В сфере производства это превращение конкретно­го в абстрактное вышло далеко за пределы баланса и количественного выражения экономических явлений. Современный предприниматель имеет дело не только с миллионами долларов, но и с миллионами покупате­лей, тысячами акционеров, тысячами рабочих и служа­щих. Все эти люди образуют множество частей гигант­ской машины, которой надо управлять, результаты дей­ствия которой нужно вычислить. В конце концов, каж­дого человека можно представить в виде абстрактной единицы, в виде цифры. На этой основе делают расче­ты экономических явлений, прогнозируют тенденции, принимают решения.

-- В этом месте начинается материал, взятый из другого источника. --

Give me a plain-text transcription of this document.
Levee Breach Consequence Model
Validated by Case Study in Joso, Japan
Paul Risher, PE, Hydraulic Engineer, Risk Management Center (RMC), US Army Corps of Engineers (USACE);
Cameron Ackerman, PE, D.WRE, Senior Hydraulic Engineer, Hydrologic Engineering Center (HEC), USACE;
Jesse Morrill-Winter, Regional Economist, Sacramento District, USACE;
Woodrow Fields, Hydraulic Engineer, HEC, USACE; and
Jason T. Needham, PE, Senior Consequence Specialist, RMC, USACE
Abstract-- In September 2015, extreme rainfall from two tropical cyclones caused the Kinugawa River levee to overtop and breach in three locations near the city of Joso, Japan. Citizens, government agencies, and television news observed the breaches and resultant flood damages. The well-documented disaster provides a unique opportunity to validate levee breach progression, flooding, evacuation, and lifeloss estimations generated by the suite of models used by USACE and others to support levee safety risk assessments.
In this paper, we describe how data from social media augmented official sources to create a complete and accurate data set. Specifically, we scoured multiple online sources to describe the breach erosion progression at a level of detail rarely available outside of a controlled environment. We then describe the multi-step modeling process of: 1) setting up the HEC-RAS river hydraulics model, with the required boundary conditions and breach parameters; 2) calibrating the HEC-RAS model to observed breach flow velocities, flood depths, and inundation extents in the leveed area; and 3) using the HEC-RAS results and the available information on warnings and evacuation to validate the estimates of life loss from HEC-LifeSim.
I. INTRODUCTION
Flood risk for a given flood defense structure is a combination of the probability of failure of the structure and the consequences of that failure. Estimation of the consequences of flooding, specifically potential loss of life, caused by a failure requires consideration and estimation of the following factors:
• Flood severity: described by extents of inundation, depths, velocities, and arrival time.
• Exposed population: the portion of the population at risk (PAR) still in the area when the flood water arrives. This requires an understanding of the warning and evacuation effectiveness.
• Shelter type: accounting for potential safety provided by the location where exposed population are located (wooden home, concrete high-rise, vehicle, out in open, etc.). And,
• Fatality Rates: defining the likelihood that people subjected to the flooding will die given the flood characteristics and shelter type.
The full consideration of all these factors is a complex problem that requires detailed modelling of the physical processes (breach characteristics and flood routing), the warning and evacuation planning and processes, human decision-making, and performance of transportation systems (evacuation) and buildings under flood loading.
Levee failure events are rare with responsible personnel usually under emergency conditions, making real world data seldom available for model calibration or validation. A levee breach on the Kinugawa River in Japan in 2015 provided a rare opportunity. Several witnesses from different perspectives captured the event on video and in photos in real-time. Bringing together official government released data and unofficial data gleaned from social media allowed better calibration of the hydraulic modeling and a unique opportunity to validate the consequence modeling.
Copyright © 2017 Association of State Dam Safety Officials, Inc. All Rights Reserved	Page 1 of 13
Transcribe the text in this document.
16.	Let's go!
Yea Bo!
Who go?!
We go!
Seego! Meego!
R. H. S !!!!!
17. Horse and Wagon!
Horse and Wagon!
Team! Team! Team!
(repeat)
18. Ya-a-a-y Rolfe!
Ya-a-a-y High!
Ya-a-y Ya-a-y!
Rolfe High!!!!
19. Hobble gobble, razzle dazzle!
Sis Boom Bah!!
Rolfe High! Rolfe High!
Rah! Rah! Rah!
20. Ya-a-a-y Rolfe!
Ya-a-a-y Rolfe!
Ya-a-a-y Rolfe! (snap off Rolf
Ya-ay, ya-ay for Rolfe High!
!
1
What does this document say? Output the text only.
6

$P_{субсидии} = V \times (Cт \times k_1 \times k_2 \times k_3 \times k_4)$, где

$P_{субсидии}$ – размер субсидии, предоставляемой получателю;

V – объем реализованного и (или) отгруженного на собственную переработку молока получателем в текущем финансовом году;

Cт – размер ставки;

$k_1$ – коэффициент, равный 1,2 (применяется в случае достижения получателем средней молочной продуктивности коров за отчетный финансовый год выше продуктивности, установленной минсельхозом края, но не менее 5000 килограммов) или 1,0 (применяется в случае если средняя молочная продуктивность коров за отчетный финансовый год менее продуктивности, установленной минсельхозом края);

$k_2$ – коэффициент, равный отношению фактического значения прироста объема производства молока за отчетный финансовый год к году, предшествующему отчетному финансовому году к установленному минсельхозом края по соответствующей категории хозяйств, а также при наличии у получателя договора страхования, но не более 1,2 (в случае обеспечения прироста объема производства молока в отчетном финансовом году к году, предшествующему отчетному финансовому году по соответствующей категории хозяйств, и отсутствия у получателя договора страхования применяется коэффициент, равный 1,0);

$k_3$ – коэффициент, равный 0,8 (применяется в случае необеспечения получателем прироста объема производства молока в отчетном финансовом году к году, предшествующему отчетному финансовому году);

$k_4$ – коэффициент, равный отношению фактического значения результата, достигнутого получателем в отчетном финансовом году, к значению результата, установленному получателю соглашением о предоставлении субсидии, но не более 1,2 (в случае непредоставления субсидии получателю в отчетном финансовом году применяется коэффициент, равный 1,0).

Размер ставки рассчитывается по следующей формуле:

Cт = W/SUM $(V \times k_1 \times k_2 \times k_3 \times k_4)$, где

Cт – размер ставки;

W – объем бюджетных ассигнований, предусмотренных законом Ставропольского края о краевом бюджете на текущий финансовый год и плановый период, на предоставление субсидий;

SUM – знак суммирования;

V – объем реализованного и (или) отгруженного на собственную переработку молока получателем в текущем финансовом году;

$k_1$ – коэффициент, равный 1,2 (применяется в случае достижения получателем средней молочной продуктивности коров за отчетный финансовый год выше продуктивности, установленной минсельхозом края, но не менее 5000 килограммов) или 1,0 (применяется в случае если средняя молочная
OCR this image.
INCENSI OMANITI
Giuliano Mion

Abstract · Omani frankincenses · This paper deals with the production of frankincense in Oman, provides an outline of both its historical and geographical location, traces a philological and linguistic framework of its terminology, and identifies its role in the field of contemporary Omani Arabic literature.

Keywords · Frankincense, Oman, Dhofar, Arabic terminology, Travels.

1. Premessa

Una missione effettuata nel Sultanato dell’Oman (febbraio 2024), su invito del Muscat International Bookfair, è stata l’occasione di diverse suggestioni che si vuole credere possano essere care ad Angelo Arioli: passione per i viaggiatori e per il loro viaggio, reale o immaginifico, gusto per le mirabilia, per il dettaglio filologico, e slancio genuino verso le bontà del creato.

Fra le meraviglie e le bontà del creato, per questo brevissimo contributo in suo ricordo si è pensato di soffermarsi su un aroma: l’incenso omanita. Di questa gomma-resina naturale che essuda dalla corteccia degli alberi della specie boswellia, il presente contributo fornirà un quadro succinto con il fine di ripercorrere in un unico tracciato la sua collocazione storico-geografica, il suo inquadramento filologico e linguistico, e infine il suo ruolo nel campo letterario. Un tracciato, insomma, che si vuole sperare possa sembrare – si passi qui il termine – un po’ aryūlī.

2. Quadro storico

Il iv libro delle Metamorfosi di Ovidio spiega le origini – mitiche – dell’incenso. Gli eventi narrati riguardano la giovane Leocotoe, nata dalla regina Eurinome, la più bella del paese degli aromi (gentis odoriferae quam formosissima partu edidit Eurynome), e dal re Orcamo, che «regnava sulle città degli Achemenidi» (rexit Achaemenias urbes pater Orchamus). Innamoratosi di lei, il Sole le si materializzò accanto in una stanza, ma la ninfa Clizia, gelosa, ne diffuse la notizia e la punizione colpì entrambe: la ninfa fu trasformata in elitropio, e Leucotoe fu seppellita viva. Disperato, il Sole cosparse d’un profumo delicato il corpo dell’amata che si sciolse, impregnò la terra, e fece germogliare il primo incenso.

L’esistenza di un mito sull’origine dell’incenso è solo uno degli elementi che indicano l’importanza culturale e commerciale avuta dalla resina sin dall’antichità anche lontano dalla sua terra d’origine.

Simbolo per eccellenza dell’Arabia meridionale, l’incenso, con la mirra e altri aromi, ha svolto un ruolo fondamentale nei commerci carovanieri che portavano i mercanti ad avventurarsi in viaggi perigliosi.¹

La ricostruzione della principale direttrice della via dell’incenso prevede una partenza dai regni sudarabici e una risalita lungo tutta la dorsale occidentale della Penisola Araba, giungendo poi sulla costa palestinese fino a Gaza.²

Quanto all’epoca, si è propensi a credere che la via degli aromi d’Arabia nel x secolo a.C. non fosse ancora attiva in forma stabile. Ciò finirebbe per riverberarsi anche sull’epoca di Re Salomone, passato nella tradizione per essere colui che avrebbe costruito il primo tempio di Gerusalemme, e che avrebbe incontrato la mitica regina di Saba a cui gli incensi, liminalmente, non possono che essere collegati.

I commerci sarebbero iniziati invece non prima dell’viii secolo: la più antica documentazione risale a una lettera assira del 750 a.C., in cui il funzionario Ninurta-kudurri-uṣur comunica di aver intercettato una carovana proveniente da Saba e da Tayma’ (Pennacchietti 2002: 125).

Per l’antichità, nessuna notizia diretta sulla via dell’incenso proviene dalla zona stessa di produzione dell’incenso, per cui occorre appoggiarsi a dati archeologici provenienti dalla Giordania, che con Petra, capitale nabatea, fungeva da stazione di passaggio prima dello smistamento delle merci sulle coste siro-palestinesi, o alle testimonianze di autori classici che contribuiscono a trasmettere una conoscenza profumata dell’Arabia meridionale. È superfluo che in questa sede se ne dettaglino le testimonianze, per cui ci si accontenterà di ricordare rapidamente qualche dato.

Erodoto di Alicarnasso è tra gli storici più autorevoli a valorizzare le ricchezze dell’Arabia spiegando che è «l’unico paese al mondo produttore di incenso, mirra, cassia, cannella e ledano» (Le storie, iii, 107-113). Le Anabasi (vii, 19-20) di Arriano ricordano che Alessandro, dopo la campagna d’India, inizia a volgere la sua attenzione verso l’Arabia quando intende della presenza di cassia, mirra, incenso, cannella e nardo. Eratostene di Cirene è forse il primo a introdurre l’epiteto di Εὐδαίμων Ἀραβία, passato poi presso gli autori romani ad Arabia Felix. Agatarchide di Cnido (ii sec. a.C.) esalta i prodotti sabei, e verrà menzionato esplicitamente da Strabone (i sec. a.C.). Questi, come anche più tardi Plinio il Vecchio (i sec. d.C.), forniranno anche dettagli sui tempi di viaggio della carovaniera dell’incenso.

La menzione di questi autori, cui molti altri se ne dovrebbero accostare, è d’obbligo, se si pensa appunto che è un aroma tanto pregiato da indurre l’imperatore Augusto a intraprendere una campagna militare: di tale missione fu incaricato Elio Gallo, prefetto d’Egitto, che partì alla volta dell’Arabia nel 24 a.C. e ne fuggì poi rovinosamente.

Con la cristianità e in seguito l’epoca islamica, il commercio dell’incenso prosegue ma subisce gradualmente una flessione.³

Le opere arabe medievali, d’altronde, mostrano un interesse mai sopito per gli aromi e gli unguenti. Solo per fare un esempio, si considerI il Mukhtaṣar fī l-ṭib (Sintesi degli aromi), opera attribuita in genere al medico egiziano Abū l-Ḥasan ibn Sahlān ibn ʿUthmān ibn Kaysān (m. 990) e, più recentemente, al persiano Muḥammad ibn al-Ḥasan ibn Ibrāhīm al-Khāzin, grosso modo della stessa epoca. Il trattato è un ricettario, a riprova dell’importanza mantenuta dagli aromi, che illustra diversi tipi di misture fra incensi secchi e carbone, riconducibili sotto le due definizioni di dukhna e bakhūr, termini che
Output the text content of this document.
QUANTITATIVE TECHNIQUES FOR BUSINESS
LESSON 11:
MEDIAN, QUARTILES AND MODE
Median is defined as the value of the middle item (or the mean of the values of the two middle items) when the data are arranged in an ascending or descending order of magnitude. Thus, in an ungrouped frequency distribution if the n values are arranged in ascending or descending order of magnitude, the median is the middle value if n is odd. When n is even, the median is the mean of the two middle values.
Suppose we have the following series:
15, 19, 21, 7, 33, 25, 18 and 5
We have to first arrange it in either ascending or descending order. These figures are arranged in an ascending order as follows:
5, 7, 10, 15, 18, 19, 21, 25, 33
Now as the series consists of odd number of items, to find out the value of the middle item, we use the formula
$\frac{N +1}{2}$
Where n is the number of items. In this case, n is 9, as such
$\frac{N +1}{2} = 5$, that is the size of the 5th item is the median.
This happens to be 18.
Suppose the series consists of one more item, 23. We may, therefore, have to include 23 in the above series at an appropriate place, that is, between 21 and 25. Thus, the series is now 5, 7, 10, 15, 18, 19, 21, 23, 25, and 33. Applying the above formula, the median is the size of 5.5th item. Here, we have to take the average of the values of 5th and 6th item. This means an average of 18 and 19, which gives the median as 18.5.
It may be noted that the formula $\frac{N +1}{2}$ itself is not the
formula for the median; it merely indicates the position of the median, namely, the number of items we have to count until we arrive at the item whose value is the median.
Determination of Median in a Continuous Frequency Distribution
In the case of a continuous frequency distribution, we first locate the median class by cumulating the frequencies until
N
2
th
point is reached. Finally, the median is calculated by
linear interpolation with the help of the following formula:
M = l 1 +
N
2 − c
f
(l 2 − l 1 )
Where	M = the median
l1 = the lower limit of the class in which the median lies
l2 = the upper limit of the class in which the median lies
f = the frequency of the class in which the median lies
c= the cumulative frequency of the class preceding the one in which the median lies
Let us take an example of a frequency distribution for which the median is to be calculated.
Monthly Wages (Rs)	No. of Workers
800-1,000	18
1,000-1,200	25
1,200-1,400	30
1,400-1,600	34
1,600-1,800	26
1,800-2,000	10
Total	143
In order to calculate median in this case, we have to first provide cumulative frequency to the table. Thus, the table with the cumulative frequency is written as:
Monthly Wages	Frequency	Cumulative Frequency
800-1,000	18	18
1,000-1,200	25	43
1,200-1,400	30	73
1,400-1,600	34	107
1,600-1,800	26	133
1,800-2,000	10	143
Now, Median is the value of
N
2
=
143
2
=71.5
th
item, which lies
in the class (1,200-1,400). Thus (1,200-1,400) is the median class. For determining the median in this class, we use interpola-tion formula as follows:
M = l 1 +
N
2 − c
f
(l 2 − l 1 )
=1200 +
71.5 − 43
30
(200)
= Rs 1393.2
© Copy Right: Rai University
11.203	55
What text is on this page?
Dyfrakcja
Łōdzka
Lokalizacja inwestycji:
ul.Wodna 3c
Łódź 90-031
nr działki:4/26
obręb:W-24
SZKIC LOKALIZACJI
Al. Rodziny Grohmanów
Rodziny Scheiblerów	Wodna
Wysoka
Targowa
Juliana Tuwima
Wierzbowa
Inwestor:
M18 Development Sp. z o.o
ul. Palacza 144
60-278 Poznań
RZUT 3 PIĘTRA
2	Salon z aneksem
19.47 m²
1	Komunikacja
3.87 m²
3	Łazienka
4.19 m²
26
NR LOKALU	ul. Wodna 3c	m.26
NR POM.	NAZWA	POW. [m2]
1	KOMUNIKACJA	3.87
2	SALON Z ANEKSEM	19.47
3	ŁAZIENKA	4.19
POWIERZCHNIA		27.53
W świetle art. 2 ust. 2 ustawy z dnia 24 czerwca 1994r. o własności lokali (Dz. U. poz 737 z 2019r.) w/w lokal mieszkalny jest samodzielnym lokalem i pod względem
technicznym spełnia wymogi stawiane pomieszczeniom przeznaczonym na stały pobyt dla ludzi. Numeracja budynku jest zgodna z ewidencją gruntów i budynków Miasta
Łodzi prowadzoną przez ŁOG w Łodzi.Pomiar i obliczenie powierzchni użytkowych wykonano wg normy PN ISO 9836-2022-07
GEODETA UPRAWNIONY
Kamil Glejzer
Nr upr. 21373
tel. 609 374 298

В наши дни, когда лишь около 20% трудящегося населения работает на себя, остальные трудятся на кого-то другого, и жизнь человека зависит от кого-то, кто платит ему жалование. Однако нам следовало бы сказать «от чего-то», а не «от кого-то», так как рабоче­го нанимает и увольняет организация, администрация которой выступает скорее как безличная часть предпри­ятия, чем как люди, вступающие в личный контакт с теми, кого они нанимают. Не будем забывать и еще одно обстоятельство: обмен в докапиталистическом обще­стве был главным образом обменом товарами и услуга­ми; сегодня любая работа оплачивается деньгами. Зам­кнутая система экономических отношений регулиру­ется посредством денег, служащих абстрактным выра­жением труда. Это означает, что мы получаем разные количества одного и того же за разные качества; мы, в свою очередь, даем деньги за то, что получаем, — опять- таки обменивая лишь разные количества на разные ка­чества. Практически никто, за исключением сельского населения, не смог бы прожить и нескольких дней, не получая и не расходуя денег, выражающих абстракт­ное количество конкретного труда.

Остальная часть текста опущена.